Hacker News new | ask | show | jobs
by Rinzler89 640 days ago
It's already there. Have you seen the six figure AI chips that Nvidia is selling to the data center customers? Those chips are no GPUs, they can't draw a single triangle or map a single texture, they're AI accelerators all the way. People still think Nvidia is selling gaming GPUs for AI workloads like it's 2018?

Google, Meta, et-all are working on their own AI chips but those chips will have to beat Nvidia's at Performance and TCO and Nvidia shows no signs of slowing down to let competitors catch up.

2 comments

The chips are optimised for matmuls, but not for transformer architecture per se. With dedicated ASICS, and weights hardcoded (or stored in SRAM) we could theorically get 1 token per one cycle - so millions/billions of tokens per second, not hundreds.

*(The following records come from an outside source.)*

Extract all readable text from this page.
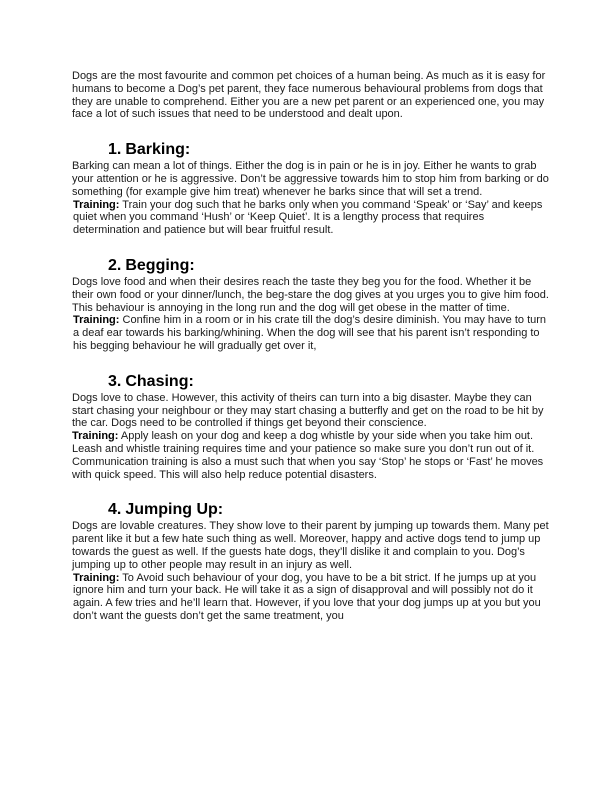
Dogs are the most favourite and common pet choices of a human being. As much as it is easy for humans to become a Dog’s pet parent, they face numerous behavioural problems from dogs that they are unable to comprehend. Either you are a new pet parent or an experienced one, you may face a lot of such issues that need to be understood and dealt upon.

1. Barking:

Barking can mean a lot of things. Either the dog is in pain or he is in joy. Either he wants to grab your attention or he is aggressive. Don’t be aggressive towards him to stop him from barking or do something (for example give him treat) whenever he barks since that will set a trend.

Training: Train your dog such that he barks only when you command ‘Speak’ or ‘Say’ and keeps quiet when you command ‘Hush’ or ‘Keep Quiet’. It is a lengthy process that requires determination and patience but will bear fruitful result.

2. Begging:

Dogs love food and when their desires reach the taste they beg you for the food. Whether it be their own food or your dinner/lunch, the beg-stare the dog gives at you urges you to give him food. This behaviour is annoying in the long run and the dog will get obese in the matter of time.

Training: Confine him in a room or in his crate till the dog’s desire diminish. You may have to turn a deaf ear towards his barking/whining. When the dog will see that his parent isn’t responding to his begging behaviour he will gradually get over it,

3. Chasing:

Dogs love to chase. However, this activity of theirs can turn into a big disaster. Maybe they can start chasing your neighbour or they may start chasing a butterfly and get on the road to be hit by the car. Dogs need to be controlled if things get beyond their conscience.

Training: Apply leash on your dog and keep a dog whistle by your side when you take him out. Leash and whistle training requires time and your patience so make sure you don’t run out of it. Communication training is also a must such that when you say ‘Stop’ he stops or ‘Fast’ he moves with quick speed. This will also help reduce potential disasters.

4. Jumping Up:

Dogs are lovable creatures. They show love to their parent by jumping up towards them. Many pet parent like it but a few hate such thing as well. Moreover, happy and active dogs tend to jump up towards the guest as well. If the guests hate dogs, they’ll dislike it and complain to you. Dog’s jumping up to other people may result in an injury as well.

Training: To Avoid such behaviour of your dog, you have to be a bit strict. If he jumps up at you ignore him and turn your back. He will take it as a sign of disapproval and will possibly not do it again. A few tries and he’ll learn that. However, if you love that your dog jumps up at you but you don’t want the guests don’t get the same treatment, you
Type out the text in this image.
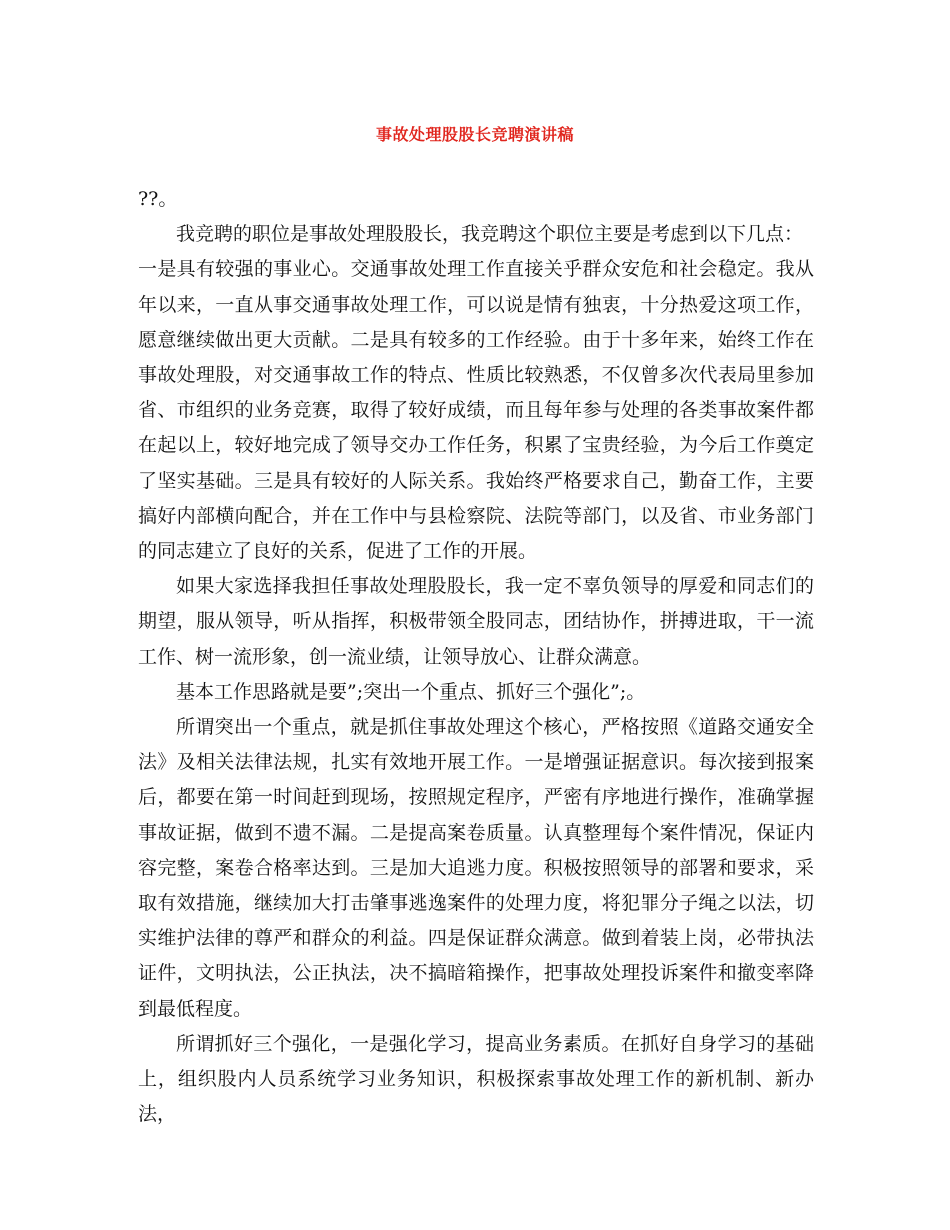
事故处理股股长竞聘演讲稿

??。

我竞聘的职位是事故处理股股长，我竞聘这个职位主要是考虑到以下几点：

一是具有较强的事业心。交通事故处理工作直接关乎群众安危和社会稳定。我从年以来，一直从事交通事故处理工作，可以说是情有独衷，十分热爱这项工作，愿意继续做出更大贡献。二是具有较多的工作经验。由于十多年来，始终工作在事故处理股，对交通事故工作的特点、性质比较熟悉，不仅曾多次代表局里参加省、市组织的业务竞赛，取得了较好成绩，而且每年参与处理的各类事故案件都在起以上，较好地完成了领导交办工作任务，积累了宝贵经验，为今后工作奠定了坚实基础。三是具有较好的人际关系。我始终严格要求自己，勤奋工作，主要搞好内部横向配合，并在工作中与县检察院、法院等部门，以及省、市业务部门的同志建立了良好的关系，促进了工作的开展。

如果大家选择我担任事故处理股股长，我一定不辜负领导的厚爱和同志们的期望，服从领导，听从指挥，积极带领全股同志，团结协作，拼搏进取，干一流工作、树一流形象，创一流业绩，让领导放心、让群众满意。

基本工作思路就是要”;突出一个重点、抓好三个强化”;。

所谓突出一个重点，就是抓住事故处理这个核心，严格按照《道路交通安全法》及相关法律法规，扎实有效地开展工作。一是增强证据意识。每次接到报案后，都要在第一时间赶到现场，按照规定程序，严密有序地进行操作，准确掌握事故证据，做到不遗不漏。二是提高案卷质量。认真整理每个案件情况，保证内容完整，案卷合格率达到。三是加大追逃力度。积极按照领导的部署和要求，采取有效措施，继续加大打击肇事逃逸案件的处理力度，将犯罪分子绳之以法，切实维护法律的尊严和群众的利益。四是保证群众满意。做到着装上岗，必带执法证件，文明执法，公正执法，决不搞暗箱操作，把事故处理投诉案件和撤变率降到最低程度。

所谓抓好三个强化，一是强化学习，提高业务素质。在抓好自身学习的基础上，组织股内人员系统学习业务知识，积极探索事故处理工作的新机制、新办法，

Etched, for example claims they have a chip reaching 500k tok/s in the works. Which is still far from the theoretical max with the current techology.

A similar scenario went with Bitcoin's GPU/FPGA/ASIC - the current ASICs are millions of times faster than GPUs.

That’s fine if you never need to improve the model, which is valid in some use cases, but for chat style interaction or even code generation you’ll regularly have to update the weights.
Depends on a chip architecture - etched claims 0.5M tok/s with weights that can be updated. The main constraint is with the model architecture, where it needs to be specific transformer-based model. But they claim the chip can do both Mixtral and Llama - so the constraints are not too stiff.
> beat Nvidia's at Performance and TCO

TCO, yes. Raw performance, not necessarily. TCO will attack NVDA's margins. When Meta last wrote about their cluster it was presented as power equivalent to X NVDA chips. They are already bringing their own chips into the mix.